22.11.2012

Ceviz Kabuğunda Hayat



Bu sabah dedim ki; içime attıklarım, söyleyemediklerim tenime işleseydi her yeri dövmeli insanlar gibi dolaşırdım ama ne farkeder ben görüyorum ya o dövmeleri....

Ceviz kadar kapalı biriyimdir ben. Cevizin asıl kabuğu olan yeşil kısımdan geçip resimdeki kahverengi kısıma ulaşan insan sayısı bile azdır aslında hayatımda.Kapalı olan sadece ben değilim duygularım kırgınlıklarım alınganlıklarım hepsi hepsi o cevizin içersinde yaşanıyor ne karşımdaki bunu bilmiyor ne de  farkında... Hatta hissetmiyor bile çünkü hissettirmiyorum. Ne yaşanıyorsa o kabuğun içinde kalıyor. Zaten kırgınlıklarımın üzerine konuşmayı da sevmiyorum niye diye sorma huy işte....

34 yaşıma kadar şuncacık ceviz kabuğunun içinde yaşadım ve fotoğraftaki gibi bir insanın iki eline kaç ceviz sığabiliyorsa hayatıma o kadar insan girdi gerçek manada. 1-2 dost 2-3 arkadaş  1 uzun soluklu sevgili ve ailem yetti bana. Fazlasını hiç aramadım. İş hayatında hep iletişimi kuvetli, güçlü arkadaşlıklar kuran biri olarak betimlendim ama sahiden öyle miyim emin değilim. Sadece insanlara gülümsemeyi onları dinlemeyi ve yardıma ihtiyaçları olduğunda yapabileceğim birşeyse elimden geleni ardıma koymadığımı söyleyebilirim.

Eleştirildim, garipsendim yeni arkadaşlıklar kurmadığım, soğuk durduğum ve kabuğumdan çıkmadığım için ama pek umrum olmadı çünkü ben kendimi öyle güvende hissettim ve mutluydum dahası huzurluydum.

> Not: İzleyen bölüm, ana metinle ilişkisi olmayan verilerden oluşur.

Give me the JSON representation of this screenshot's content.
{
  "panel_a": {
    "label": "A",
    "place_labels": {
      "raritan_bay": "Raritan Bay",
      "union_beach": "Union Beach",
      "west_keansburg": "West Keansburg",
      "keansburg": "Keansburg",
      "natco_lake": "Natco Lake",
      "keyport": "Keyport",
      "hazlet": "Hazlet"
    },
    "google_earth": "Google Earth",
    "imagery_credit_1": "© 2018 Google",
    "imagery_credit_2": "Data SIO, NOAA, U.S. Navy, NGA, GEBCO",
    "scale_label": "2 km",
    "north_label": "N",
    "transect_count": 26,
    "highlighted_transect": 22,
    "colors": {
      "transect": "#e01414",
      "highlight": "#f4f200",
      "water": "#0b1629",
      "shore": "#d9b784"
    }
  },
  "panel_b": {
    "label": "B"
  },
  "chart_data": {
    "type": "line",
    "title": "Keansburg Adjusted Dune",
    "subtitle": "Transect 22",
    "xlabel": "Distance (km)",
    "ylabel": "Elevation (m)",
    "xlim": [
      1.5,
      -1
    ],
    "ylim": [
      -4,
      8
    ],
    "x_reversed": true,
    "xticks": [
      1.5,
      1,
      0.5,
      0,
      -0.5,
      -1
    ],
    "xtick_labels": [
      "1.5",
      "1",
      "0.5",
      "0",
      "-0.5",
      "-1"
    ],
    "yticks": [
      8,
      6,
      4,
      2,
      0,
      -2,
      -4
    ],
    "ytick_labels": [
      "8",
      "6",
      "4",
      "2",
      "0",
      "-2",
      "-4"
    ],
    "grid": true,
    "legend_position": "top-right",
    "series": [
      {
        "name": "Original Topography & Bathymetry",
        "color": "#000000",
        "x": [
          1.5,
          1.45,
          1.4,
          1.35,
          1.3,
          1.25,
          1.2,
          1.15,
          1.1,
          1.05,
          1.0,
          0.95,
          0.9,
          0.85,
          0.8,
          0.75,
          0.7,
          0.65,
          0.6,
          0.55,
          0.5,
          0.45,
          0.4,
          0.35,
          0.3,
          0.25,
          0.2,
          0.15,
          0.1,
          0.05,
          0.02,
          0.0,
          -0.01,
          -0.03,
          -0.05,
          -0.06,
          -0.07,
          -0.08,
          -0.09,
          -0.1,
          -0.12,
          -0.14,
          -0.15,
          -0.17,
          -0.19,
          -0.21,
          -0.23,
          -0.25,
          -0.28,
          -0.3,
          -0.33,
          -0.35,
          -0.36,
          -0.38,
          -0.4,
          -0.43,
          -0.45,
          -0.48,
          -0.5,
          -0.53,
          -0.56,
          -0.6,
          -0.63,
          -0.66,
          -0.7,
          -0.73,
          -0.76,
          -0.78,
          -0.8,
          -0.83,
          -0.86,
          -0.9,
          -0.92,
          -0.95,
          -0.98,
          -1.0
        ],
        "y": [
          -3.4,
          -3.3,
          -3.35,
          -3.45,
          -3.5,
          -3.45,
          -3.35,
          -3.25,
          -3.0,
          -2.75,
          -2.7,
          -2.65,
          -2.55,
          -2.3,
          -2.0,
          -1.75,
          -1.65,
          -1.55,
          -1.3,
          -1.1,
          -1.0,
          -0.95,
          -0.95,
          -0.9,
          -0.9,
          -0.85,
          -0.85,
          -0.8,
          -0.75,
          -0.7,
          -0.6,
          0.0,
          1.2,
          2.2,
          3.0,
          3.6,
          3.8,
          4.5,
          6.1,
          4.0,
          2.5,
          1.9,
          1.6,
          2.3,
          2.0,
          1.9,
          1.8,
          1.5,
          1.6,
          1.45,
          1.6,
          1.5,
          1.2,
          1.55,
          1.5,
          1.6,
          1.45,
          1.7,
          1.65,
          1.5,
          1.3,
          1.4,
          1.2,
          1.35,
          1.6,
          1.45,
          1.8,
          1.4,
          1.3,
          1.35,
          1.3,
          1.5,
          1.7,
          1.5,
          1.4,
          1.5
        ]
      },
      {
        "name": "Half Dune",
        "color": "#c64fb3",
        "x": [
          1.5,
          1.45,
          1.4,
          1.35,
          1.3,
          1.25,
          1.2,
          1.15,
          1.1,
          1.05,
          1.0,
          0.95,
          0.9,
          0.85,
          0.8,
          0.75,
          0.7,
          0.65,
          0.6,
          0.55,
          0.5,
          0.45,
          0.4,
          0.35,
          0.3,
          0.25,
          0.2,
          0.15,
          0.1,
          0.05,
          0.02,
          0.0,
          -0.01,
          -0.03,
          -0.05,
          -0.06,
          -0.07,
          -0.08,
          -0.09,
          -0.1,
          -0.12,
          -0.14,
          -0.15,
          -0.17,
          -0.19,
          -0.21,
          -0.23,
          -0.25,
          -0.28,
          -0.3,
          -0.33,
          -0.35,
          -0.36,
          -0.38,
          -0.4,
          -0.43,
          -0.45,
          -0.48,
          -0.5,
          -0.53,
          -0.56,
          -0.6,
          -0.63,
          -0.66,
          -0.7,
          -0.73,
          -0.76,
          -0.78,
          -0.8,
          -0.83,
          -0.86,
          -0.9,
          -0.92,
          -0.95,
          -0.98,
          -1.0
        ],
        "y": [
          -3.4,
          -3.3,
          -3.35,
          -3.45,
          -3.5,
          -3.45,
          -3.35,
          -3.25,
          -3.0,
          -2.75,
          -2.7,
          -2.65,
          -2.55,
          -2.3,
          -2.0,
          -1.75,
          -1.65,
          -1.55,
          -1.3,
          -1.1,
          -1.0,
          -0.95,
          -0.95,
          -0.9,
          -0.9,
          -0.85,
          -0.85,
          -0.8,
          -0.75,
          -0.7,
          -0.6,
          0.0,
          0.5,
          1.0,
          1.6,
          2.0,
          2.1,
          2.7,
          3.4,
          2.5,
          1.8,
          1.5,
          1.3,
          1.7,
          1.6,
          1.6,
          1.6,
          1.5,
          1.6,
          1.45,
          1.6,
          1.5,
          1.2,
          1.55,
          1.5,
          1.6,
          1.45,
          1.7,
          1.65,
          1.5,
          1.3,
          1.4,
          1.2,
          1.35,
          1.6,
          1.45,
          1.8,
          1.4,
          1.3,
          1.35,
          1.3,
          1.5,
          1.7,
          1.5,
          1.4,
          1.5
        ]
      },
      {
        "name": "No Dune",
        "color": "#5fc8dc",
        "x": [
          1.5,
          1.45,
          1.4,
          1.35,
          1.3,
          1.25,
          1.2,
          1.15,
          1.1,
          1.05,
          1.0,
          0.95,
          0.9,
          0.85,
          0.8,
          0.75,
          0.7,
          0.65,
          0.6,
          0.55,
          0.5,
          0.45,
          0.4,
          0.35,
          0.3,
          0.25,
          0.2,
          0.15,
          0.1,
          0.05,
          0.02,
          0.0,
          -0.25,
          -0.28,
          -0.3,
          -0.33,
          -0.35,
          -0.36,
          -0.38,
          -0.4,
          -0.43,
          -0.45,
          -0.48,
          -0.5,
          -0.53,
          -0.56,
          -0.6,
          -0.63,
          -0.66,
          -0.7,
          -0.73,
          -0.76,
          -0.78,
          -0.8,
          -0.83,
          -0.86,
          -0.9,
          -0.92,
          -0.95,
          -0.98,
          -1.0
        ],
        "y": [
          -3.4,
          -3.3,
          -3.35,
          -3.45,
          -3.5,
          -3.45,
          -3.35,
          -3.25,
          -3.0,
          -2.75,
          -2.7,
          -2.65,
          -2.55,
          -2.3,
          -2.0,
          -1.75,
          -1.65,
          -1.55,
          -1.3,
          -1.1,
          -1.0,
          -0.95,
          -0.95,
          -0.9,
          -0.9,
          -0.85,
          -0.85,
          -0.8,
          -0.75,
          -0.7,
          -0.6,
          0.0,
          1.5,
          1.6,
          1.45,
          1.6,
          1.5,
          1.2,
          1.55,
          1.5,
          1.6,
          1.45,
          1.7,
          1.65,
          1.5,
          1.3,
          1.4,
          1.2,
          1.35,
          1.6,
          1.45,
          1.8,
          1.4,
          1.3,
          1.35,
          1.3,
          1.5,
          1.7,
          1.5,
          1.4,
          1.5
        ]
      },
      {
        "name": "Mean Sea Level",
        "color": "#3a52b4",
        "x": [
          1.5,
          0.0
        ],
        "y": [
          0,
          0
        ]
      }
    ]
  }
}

Sosyal hayatın içinde tek başına yer alınması garip karşılansa da insan tek başına da pekala sosyal olabilir. Sevgilim, can dostum ve ailem yetti bana. Konuştuğum sohbet ettiğim arkadaşlar da olunca daha fazlasını hiç aramadım.

Peki ya sonra; önce anne adayı oldum sonra da anne. Aynı duygularını paylaşan, yaşayan, yaşamış olan insanları hayatıma katmaya başladım. Hepsi kadındı doğal olarak ve heyhat kadınların çok olduğu yerde çok güzel şeyler olabildiği gibi insanın aklının alamayacağı şeyler de olabiliyor. Malesef kadının kadına ettiği ne bir erkek erkeğe ne bir hayvan hayvana ediyor. Neden böyle?, antropolojik, sosyolojik veya psikolojik özetle ..jik'lik bir açıklaması var mı bilemiyorum tek bildiğim malesef bunun doğru olduğu.

Bu insanlar hayatıma sosyal medya'yla girdi elbette. Kimi arkadaşım oldu kimi sohbet ettiğim ve sohbetini sevdiğim kimi de yakınım oluverdi. Bazıların varlığı beni çok mutlu etti ve etmeye devam ediyor bazılarını tanıdığıma bile pişman oldum; hiç tanımasaydım da olurmuş dedim kendi kendime. Hani cehenneme giden yollar iyilik taşlarıyla döşeliymiş ya. Bir çok farklı anneyi hayatıma katmaya başlarken  çok iyi niyetli  ve evet "saf"ça düşünüyordum. Anneler arasında bitmek bilmeyen en bi anne benim savaşları, ego savaşları, laf sokmalar, öküz altında buzağı aramalar, gruplaşmalar, şahit olduğum ama bir şekilde müdahale edemediğim çirkinlikler ve nicesi yordu beni.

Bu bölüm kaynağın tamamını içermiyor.